How to Control Density in Sparse Binary Encodings
Sparse binary encodings (BSDC family) work best when the fraction of 1-bits (density) stays well below 0.5. The sections below show how to measure density and keep it bounded during bundling.
Measuring density
Density is simply the mean of a binary hypervector’s data array:
import pyhdc
enc = pyhdc.BSDC_S(dimension=10_000)
hv = enc.generate()
print(f"density = {hv.data.mean():.4f}") # ~= 0.01
The density growth problem
BSDC uses bitwise OR for bundling. OR can only turn bits on, so repeated bundling drives density toward 1.0:
enc = pyhdc.BSDC_S(dimension=10_000)
result = enc.generate()
print(f"step 0: density = {result.data.mean():.4f}")
for i in range(1, 21):
result = result.bundle(enc.generate())
if i % 5 == 0:
print(f"step {i:2d}: density = {result.data.mean():.4f}")
# density increases with each step
Solving it with BSDC_THIN
BSDC_THIN applies random thinning after each OR step; bits
are randomly cleared until the density returns to the initial level:
enc = pyhdc.BSDC_THIN(dimension=10_000)
result = enc.generate()
print(f"step 0: density = {result.data.mean():.4f}")
for i in range(1, 21):
result = result.bundle(enc.generate())
if i % 5 == 0:
print(f"step {i:2d}: density = {result.data.mean():.4f}")
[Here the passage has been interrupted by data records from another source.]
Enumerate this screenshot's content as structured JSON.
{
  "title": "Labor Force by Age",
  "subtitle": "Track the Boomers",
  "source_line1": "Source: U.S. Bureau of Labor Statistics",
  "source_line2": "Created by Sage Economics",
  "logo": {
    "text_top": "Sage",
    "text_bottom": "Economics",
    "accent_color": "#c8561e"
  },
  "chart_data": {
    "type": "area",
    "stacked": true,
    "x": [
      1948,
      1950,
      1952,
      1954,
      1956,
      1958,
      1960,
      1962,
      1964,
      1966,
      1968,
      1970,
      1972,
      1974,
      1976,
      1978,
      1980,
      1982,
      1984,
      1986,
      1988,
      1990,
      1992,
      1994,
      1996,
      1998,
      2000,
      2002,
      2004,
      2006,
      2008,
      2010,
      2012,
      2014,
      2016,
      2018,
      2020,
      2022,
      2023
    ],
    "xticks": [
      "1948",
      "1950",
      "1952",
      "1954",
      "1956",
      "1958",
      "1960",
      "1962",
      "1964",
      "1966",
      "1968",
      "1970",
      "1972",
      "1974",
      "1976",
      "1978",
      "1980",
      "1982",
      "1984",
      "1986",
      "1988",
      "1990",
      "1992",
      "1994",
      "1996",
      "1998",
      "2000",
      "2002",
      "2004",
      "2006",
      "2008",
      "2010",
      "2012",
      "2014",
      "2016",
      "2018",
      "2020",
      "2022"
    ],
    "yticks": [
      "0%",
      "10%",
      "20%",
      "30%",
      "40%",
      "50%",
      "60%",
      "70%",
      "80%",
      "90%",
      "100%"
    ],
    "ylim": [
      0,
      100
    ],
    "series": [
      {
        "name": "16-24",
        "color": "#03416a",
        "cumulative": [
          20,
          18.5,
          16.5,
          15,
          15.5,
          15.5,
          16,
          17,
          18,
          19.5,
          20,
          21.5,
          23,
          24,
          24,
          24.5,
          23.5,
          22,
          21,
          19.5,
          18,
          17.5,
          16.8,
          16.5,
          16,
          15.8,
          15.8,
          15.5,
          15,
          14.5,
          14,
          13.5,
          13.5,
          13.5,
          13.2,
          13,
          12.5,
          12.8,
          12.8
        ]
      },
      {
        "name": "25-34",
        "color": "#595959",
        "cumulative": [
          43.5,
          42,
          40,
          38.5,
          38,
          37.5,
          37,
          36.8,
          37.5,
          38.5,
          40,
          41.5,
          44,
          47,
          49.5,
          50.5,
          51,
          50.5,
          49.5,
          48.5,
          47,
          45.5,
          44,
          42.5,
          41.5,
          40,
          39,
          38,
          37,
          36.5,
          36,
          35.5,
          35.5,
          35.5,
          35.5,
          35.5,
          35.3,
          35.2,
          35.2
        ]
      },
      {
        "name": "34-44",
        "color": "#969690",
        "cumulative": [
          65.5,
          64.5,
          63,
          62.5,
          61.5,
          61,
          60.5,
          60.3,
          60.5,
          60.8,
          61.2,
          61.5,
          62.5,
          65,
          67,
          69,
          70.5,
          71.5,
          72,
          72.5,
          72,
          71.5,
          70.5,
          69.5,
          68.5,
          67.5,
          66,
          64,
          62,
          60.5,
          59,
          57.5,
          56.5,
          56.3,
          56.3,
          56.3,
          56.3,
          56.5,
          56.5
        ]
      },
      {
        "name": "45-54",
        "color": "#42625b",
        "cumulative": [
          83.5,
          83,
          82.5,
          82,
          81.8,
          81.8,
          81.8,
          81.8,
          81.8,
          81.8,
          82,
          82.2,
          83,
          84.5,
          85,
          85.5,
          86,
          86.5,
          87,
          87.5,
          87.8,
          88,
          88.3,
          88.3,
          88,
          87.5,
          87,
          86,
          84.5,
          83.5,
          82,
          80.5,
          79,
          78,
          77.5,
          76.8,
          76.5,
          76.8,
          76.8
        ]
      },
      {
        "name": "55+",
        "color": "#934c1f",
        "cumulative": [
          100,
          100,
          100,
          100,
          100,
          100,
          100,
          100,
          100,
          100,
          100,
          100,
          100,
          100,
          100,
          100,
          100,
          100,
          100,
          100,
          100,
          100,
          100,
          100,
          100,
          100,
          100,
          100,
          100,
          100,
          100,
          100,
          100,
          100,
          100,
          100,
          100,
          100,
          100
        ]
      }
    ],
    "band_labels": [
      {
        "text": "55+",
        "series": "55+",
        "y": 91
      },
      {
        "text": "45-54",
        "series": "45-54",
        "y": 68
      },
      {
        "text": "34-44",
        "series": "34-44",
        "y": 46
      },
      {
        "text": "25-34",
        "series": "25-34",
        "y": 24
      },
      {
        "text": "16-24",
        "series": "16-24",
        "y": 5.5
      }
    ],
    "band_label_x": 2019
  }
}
# density stays stable throughout
Using DisjunctionThinned directly
If you are building a custom pipeline with the components submodule, you can access the thinned OR operation directly:
from pyhdc.components.bundling import DisjunctionThinned
import numpy as np
a = enc.generate().data
b = enc.generate().data
result = DisjunctionThinned(a, b, target_density=0.05)
Density guidelines
Density |
Dimension |
Notes |
|---|---|---|
≥ 0.1 |
Any |
Dense binary; more like BSC; less sparse-binary advantage |
0.01–0.05 |
≥ 1,000 |
Recommended BSDC range; good balance of capacity and stability |
≤ 0.01 |
≥ 10,000 |
Very sparse; high capacity; need large D for enough 1s per vector |
Lower density means greater orthogonality between random vectors and higher theoretical capacity, but too-low density at small dimensions means each vector has very few 1s, making similarity estimates noisy.